Minister Rankin might believe the BC NDP willingly protects old growth, respects the inheritance of his grandchildren, and protects biodiversity, however in my experience working with them over the last four years, that is not their record.
Which brings me to Minister Rankin’s statements about working with Indigenous Nations.
Does he not see the inherent paternalism in unconditionally affirming Indigenous title over land and then noting that the modernized forestry plan of the BC NDP is to move away from large corporately owned tenures and move “towards a doubling of the replaceable forestry tenure held by Indigenous nations.”
Does the BC NDP government really believe that the appropriate expression of Indigenous title and self-determination is increasing the allowable cut of Indigenous Nations from 10% to 20%? That is insulting.

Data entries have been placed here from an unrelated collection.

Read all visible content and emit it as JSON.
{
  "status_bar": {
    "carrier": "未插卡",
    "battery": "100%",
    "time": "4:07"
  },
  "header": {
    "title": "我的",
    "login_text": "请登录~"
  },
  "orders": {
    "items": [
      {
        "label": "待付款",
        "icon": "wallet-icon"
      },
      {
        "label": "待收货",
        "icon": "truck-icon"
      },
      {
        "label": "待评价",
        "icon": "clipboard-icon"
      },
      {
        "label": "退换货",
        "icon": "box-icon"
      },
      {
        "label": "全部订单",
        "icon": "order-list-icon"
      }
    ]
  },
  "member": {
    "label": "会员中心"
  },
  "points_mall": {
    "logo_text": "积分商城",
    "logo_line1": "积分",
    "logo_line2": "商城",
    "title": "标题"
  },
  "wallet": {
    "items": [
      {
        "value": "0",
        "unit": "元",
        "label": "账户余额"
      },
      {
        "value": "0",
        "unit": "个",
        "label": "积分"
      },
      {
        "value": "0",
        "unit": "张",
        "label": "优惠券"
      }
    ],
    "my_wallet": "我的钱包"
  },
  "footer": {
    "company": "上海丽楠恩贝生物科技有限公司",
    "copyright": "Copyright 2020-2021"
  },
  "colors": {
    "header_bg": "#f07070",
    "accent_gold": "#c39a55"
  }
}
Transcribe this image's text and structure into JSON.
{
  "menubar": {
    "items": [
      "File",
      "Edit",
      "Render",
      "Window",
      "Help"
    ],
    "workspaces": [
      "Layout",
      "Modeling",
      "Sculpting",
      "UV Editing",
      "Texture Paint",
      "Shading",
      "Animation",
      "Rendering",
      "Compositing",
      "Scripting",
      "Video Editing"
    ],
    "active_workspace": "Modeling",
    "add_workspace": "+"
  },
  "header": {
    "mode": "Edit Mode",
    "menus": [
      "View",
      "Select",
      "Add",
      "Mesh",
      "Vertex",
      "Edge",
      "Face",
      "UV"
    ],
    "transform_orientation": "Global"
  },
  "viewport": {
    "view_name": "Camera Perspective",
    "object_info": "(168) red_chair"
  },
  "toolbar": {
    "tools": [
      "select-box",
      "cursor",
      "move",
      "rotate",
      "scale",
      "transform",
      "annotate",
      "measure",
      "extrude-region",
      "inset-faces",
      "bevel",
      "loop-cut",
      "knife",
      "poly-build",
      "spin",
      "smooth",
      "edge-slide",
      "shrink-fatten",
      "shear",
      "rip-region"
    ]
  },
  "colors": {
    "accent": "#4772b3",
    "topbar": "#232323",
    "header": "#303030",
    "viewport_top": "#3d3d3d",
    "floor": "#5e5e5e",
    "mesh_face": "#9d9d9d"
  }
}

Minister Rankin celebrates how the BC NDP government accepted the Pacheedaht, Ditidaht and Huu-ay-aht’s request for deferral of some old growth harvesting while they undertake integrated resource planning in their territories.
However, what he does not mention is that in February 2021 he had the opportunity defuse the protests and arrests in the Fairy Creek area by not advancing the Aboriginal rights-denying, Forest and Range Consultation and Revenue Sharing Agreements that were a key part to the BC Liberals forestry policy that Minister Rankin is critical of.
This BC NDP government is also continuing to ignore the many Nations that have asserted their rights and requested deferrals of old growth logging in their territories. Instead, BC Timber Sales continues to auction old growth cut blocks without their consent.
Minister Rankin’s rhetoric is strong, but his actions, and the actions of this government, are not those of an environmentalist who understands the value of old growth and is passionate about protecting it.
The RCMP’s arrests of those who are protecting these trees are the direct result of BC NDP government forestry policy and Minister Rankin’s choices.
This could have been avoided if the Minister brought forward a package of conservation financing to protect the trees in the short-term while creating the space for the Nations to develop their integrated resource plans without the economic pressure that has been building in these communities for decades.